Its also important to note that nonprofit organizations make up the nonprofit sector which is often referred to as the philanthropic sector, the third sector, the independent or the voluntary sector. The sector fulfills crucial functions for modern societies. According to Payton and Moody (2008), the philanthropic sector’s five roles are:

  1. Service role: “providing services (especially when the other sectors fail to provide them) and meeting needs” (Payton and Moody 2008, 34).
  2. Advocacy role: representing and advocating for the interests of populations, for differing views of the public good and for reform.
  3. Cultural role: expressing and preserving values, traditions and other aspects of culture.
  4. Civic role: building community, fostering civic engagement.
  5. Vanguard role: providing opportunities for innovation, experimentation.

It’s also important to note that Nonprofits can be grouped based on their field of interest as well. The National Taxonomy of Exempt Entities Core Codes classifies 10 groups:  1. arts, culture and humanities 2. education 3. environment and animals 4. health 5. human services 6. international, foreign affairs 7. public, societal benefit 8. religion related 8. mutual/membership benefit 10. unknown, unclassified (Ott and Dicke 2016).

Until the 1930s, wealthy individuals and foundations provided most of the revenue for nonprofit organizations.
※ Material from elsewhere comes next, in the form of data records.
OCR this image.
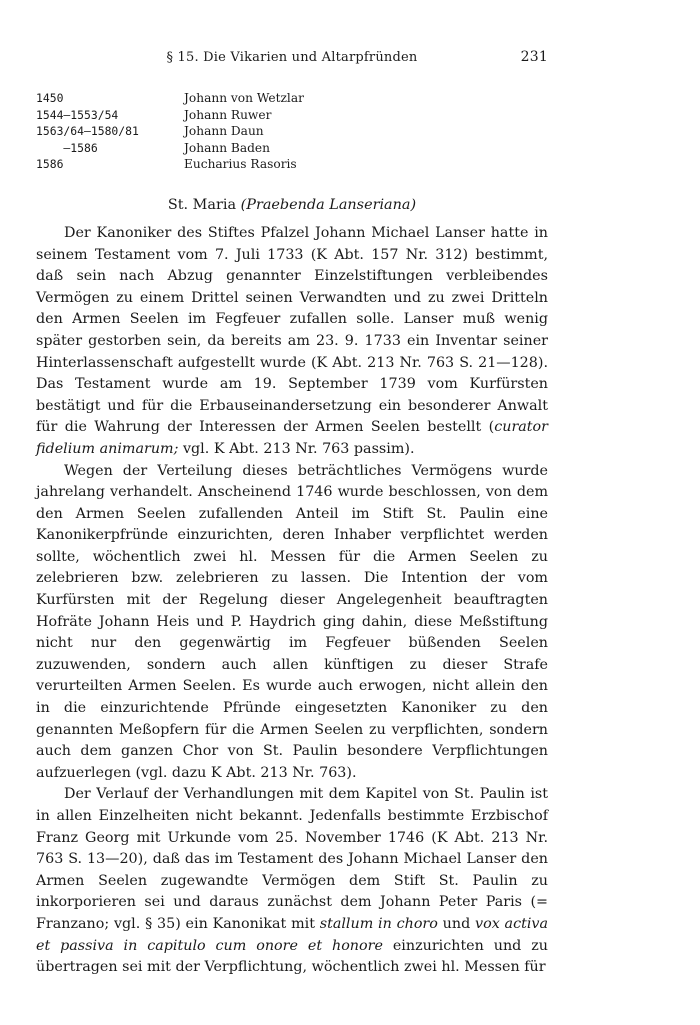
§ 15. Die Vikarien und Altarpfründen	231
1450	Johann von Wetzlar
1544—1553/54	Johann Ruwer
1563/64—1580/81	Johann Daun
—1586	Johann Baden
1586	Eucharius Rasoris
St. Maria (Praebenda Lanseriana)

Der Kanoniker des Stiftes Pfalzel Johann Michael Lanser hatte in seinem Testament vom 7. Juli 1733 (K Abt. 157 Nr. 312) bestimmt, daß sein nach Abzug genannter Einzelstiftungen verbleibendes Vermögen zu einem Drittel seinen Verwandten und zu zwei Dritteln den Armen Seelen im Fegfeuer zufallen solle. Lanser muß wenig später gestorben sein, da bereits am 23. 9. 1733 ein Inventar seiner Hinterlassenschaft aufgestellt wurde (K Abt. 213 Nr. 763 S. 21—128). Das Testament wurde am 19. September 1739 vom Kurfürsten bestätigt und für die Erbauseinandersetzung ein besonderer Anwalt für die Wahrung der Interessen der Armen Seelen bestellt (curator fidelium animarum; vgl. K Abt. 213 Nr. 763 passim).

Wegen der Verteilung dieses beträchtliches Vermögens wurde jahrelang verhandelt. Anscheinend 1746 wurde beschlossen, von dem den Armen Seelen zufallenden Anteil im Stift St. Paulin eine Kanonikerpfründe einzurichten, deren Inhaber verpflichtet werden sollte, wöchentlich zwei hl. Messen für die Armen Seelen zu zelebrieren bzw. zelebrieren zu lassen. Die Intention der vom Kurfürsten mit der Regelung dieser Angelegenheit beauftragten Hofräte Johann Heis und P. Haydrich ging dahin, diese Meßstiftung nicht nur den gegenwärtig im Fegfeuer büßenden Seelen zuzuwenden, sondern auch allen künftigen zu dieser Strafe verurteilten Armen Seelen. Es wurde auch erwogen, nicht allein den in die einzurichtende Pfründe eingesetzten Kanoniker zu den genannten Meßopfern für die Armen Seelen zu verpflichten, sondern auch dem ganzen Chor von St. Paulin besondere Verpflichtungen aufzuerlegen (vgl. dazu K Abt. 213 Nr. 763).

Der Verlauf der Verhandlungen mit dem Kapitel von St. Paulin ist in allen Einzelheiten nicht bekannt. Jedenfalls bestimmte Erzbischof Franz Georg mit Urkunde vom 25. November 1746 (K Abt. 213 Nr. 763 S. 13—20), daß das im Testament des Johann Michael Lanser den Armen Seelen zugewandte Vermögen dem Stift St. Paulin zu inkorporieren sei und daraus zunächst dem Johann Peter Paris (= Franzano; vgl. § 35) ein Kanonikat mit stallum in choro und vox activa et passiva in capitulo cum onore et honore einzurichten und zu übertragen sei mit der Verpflichtung, wöchentlich zwei hl. Messen für
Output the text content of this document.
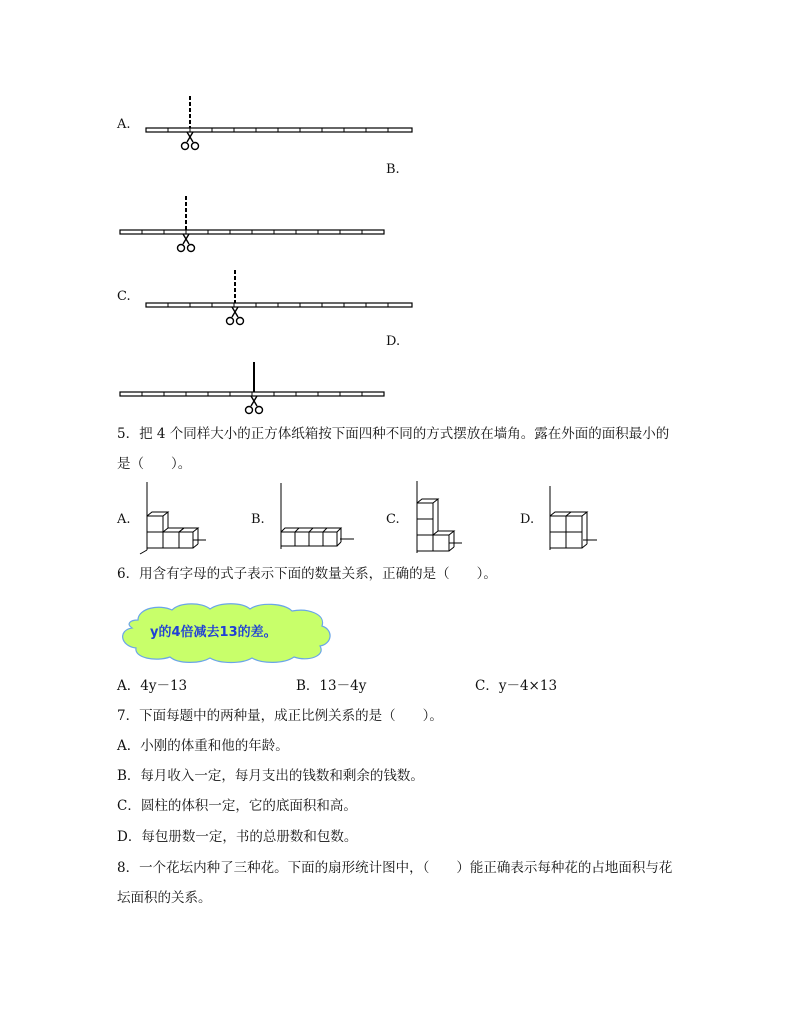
A.
B.
C.
D.
5．把 4 个同样大小的正方体纸箱按下面四种不同的方式摆放在墙角。露在外面的面积最小的
是（　　）。
A.	B.	C.	D.
6．用含有字母的式子表示下面的数量关系，正确的是（　　）。
y的4倍减去13的差。
A．4y－13	B．13－4y	C．y－4×13
7．下面每题中的两种量，成正比例关系的是（　　）。
A．小刚的体重和他的年龄。
B．每月收入一定，每月支出的钱数和剩余的钱数。
C．圆柱的体积一定，它的底面积和高。
D．每包册数一定，书的总册数和包数。
8．一个花坛内种了三种花。下面的扇形统计图中，（　　）能正确表示每种花的占地面积与花
坛面积的关系。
After the Great Depression, the vast number of impoverished citizens made the federal government provide a wider range of social services such as public programs for the unemployed or benefits for the elderly and dependent children (Ott and Dicke 2016).

By the mid-twentieth century the growing endowments of private foundations – which are founded by individuals or corporations and not by the government – created a public need for greater regulation of foundations. The Tax Reform Act in 1969 created two new regulations: 1. foundations had to distribute at least 5 percent of their assets yearly (called payout) 2. and they had to report their income and expenses on the 990-tax form.

The twentieth century saw two more shifts regarding the role of federal government in providing social services. During Lyndon Johnson’s presidency in the 1960s, the “Great Society” legislation created a wide range of support for community projects helping people in need (Ott and Dicke 2016). The Reagan administration in the 1980’s greatly cut federal support for such services and moved the responsibility to provide funding to these programs to state and local governments. Therefore, nonprofit organizations had to compete for a reduced pool of resources. This led to increased fundraising efforts and a growing public demand for accountability regarding nonprofit’s finances and operations.

According to the National Center for Charitable Statistics, in 2016, more than 1.5 million organizations were registered with the IRS. It is estimated that many smaller formal and informal associations exist that do not register because religious organizations and organizations with revenues of less than $5,000 per year are not required to do so (Payton and Moody, 2008). The nonprofit sector is a significant economic force, in 2013, it contributed to 5.4% of the country’s GDP and it accounted for 9.2% of all salaries and wages.

In 2013, more than a quarter of the adult population volunteered an estimated total of 8.1 billion hours (Giving USA 2016). Total charitable giving in 2015 reached $373.25 billion, making it America’s most generous year – although giving is steady as a percentage of GDP, at around 2%. Most of the giving came from individuals, who account for 71% of all donations. Giving by foundations followed by 16%, bequests contributed 9% and corporations by 5%. The most popular recipients are religious organizations, they received 32% of all charitable giving. Educational organizations are second by 15% while human service organizations were donated 12%.